パナソニックとスマートドライブは9月7日、物流車両を利用する企業向けに、運行管理の実証サービス「ETC2.0 Fleetサービス」を開始すると発表し、記者向けに説明会を開いた。
ETC2.0はこれまではITSスポットサービスとも呼ばれており、従来のETCが持っていた決済機能に加えて、車両の位置データや経路情報、急ブレーキによる減速などの情報が取得できる機能を持つ。これらの情報は国道交通省が管理し、交通安全や渋滞対策などに利用されている。
さらに国土交通省は、ETC2.0データの民間連携による活用に着手しており、情報収集の充実や新たなサービスの創出を目指している。こうした背景を受けて両社は、信頼性の高い国のインフラを活用した運送事業者向けシステムの共同開発を開始したとのことだ。
同サービスは、ETC2.0車載器を搭載した乗用車の経路情報や急ブレーキを把握する機能と、高速道路および直轄国道に約4100基ある路側機を連携させた情報をもとにして提供される。車の稼働状況や業務状況、走行履歴が可視化されることに加えて、複数の車両を管理可能なため、配車の最適化を図ることができる。
運行管理業務をデジタル化することで、保有車両の台数や形態が適切なのかを見極めることにもつながり、保有車両台数の削減などによる業務効率の改善も期待できるとのことだ。また、ドライバーにとっては、運転日報の作成を補助する機能の活用により、日報記入の抜け漏れの防止につながるメリットがある。
また、同サービスは利用中のETC2.0車載器からデータを取得するため、一般的な運行管理サービスとは異なり、新たに専用デバイスを用意する必要がないのが特徴だ。さらに、国が公共データとして収集した車両の位置情報を民間活用するので、車両位置情報を使った運行管理を低コストで運用可能になる。
さらに、車両と従業員IDをひもづけることで、乗車履歴からドライバーの業務時間が把握できるようになる。この機能を利用することで、ドライバーの業務拘束時間の累計を即時に把握できるため、業務管理の効率化にも貢献するとしている。
パナソニック モビリティ事業戦略室 プロジェクトリーダー 森俊彦氏は会見で、「現在の運送業界は中小企業が多く、社長が自らドライバーとして運転するなど、非常に多忙な会社もある。このサービスは初期費用を抑えながら素早く導入できるので、物流業界のデジタル化に貢献できれば」と話した。

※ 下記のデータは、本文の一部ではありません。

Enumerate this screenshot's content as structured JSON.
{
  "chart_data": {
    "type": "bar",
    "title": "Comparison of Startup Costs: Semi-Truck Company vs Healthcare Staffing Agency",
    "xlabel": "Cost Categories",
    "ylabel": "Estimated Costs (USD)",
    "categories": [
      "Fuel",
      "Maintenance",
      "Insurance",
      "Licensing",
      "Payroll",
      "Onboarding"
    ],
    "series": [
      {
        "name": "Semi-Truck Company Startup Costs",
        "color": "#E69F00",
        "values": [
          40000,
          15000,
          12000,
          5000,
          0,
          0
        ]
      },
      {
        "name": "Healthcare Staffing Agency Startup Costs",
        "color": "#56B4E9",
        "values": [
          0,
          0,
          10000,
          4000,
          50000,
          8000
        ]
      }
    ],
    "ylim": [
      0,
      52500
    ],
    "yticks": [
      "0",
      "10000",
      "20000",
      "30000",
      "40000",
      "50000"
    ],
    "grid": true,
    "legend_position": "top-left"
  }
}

物流業界では、貨物量の急増やドライバーの高齢化などによって、ドライバー不足が深刻化している。そうした中で、2024年4月には労働基準法の年間残業時間規制が開始するなど、労働環境や労働条件を改善して、働き方改革の実現に向けた取り組みも推進されている。
しかし実際の業務においては、車両を厳密に管理するための手間など、運送事業者には大きな負荷がかかっている。業務効率化のために、さまざまな運行管理サービスも広がってはいるが、専用のデバイスが必要となることも多く、導入コストが課題となる。

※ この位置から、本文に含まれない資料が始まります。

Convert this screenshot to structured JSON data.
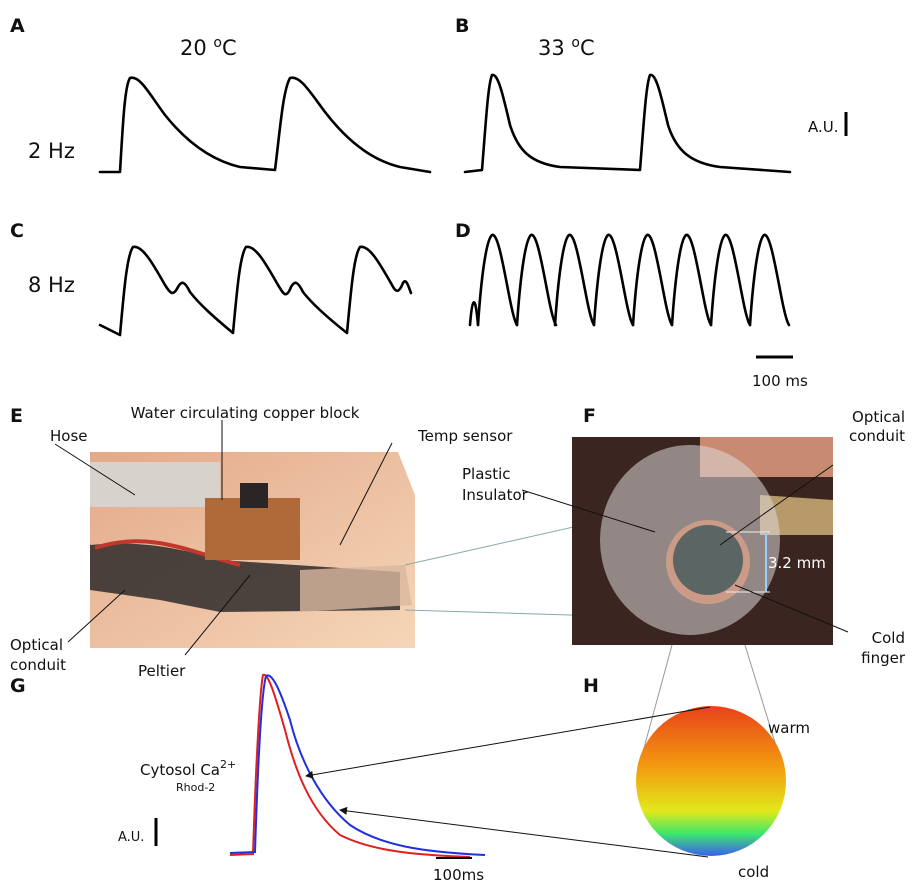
{
  "panels": {
    "a": {
      "label": "A",
      "temperature": {
        "number": "20 ",
        "degree": "o",
        "unit": "C"
      },
      "frequency": "2 Hz"
    },
    "b": {
      "label": "B",
      "temperature": {
        "number": "33 ",
        "degree": "o",
        "unit": "C"
      },
      "scale_label": "A.U."
    },
    "c": {
      "label": "C",
      "frequency": "8 Hz"
    },
    "d": {
      "label": "D",
      "scale_label": "100 ms"
    },
    "e": {
      "label": "E",
      "hose": "Hose",
      "copper_block": "Water circulating copper block",
      "temp_sensor": "Temp sensor",
      "optical_conduit": [
        "Optical",
        "conduit"
      ],
      "peltier": "Peltier"
    },
    "f": {
      "label": "F",
      "optical_conduit": [
        "Optical",
        "conduit"
      ],
      "plastic_insulator": [
        "Plastic",
        "Insulator"
      ],
      "dimension": "3.2 mm",
      "cold_finger": [
        "Cold",
        "finger"
      ]
    },
    "g": {
      "label": "G",
      "signal": {
        "name": "Cytosol Ca",
        "superscript": "2+",
        "indicator": "Rhod-2"
      },
      "scale_y": "A.U.",
      "scale_x": "100ms"
    },
    "h": {
      "label": "H",
      "warm": "warm",
      "cold": "cold"
    }
  }
}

こうした背景を受けて両社は、ETC2.0車載器を搭載した車両で利用可能な運行管理サービスに向けた共同実証を、2021年6月から開始している。既に普及しているETC2.0車載器を活用することで、新たな専用デバイスの購入コストが不要な運行管理サービスを目指したという。
スマートドライブ 営業部部長 稲垣亮太氏は「当社のポリシーとして、特定のデバイスに偏らないサービスを心掛けている。当社の製品として複数のデバイスからのデータを活用したソリューションも展開しているので、将来的にはETC2.0 Fleetサービスでも活用できるデバイスの幅を広げていきたい」と述べた。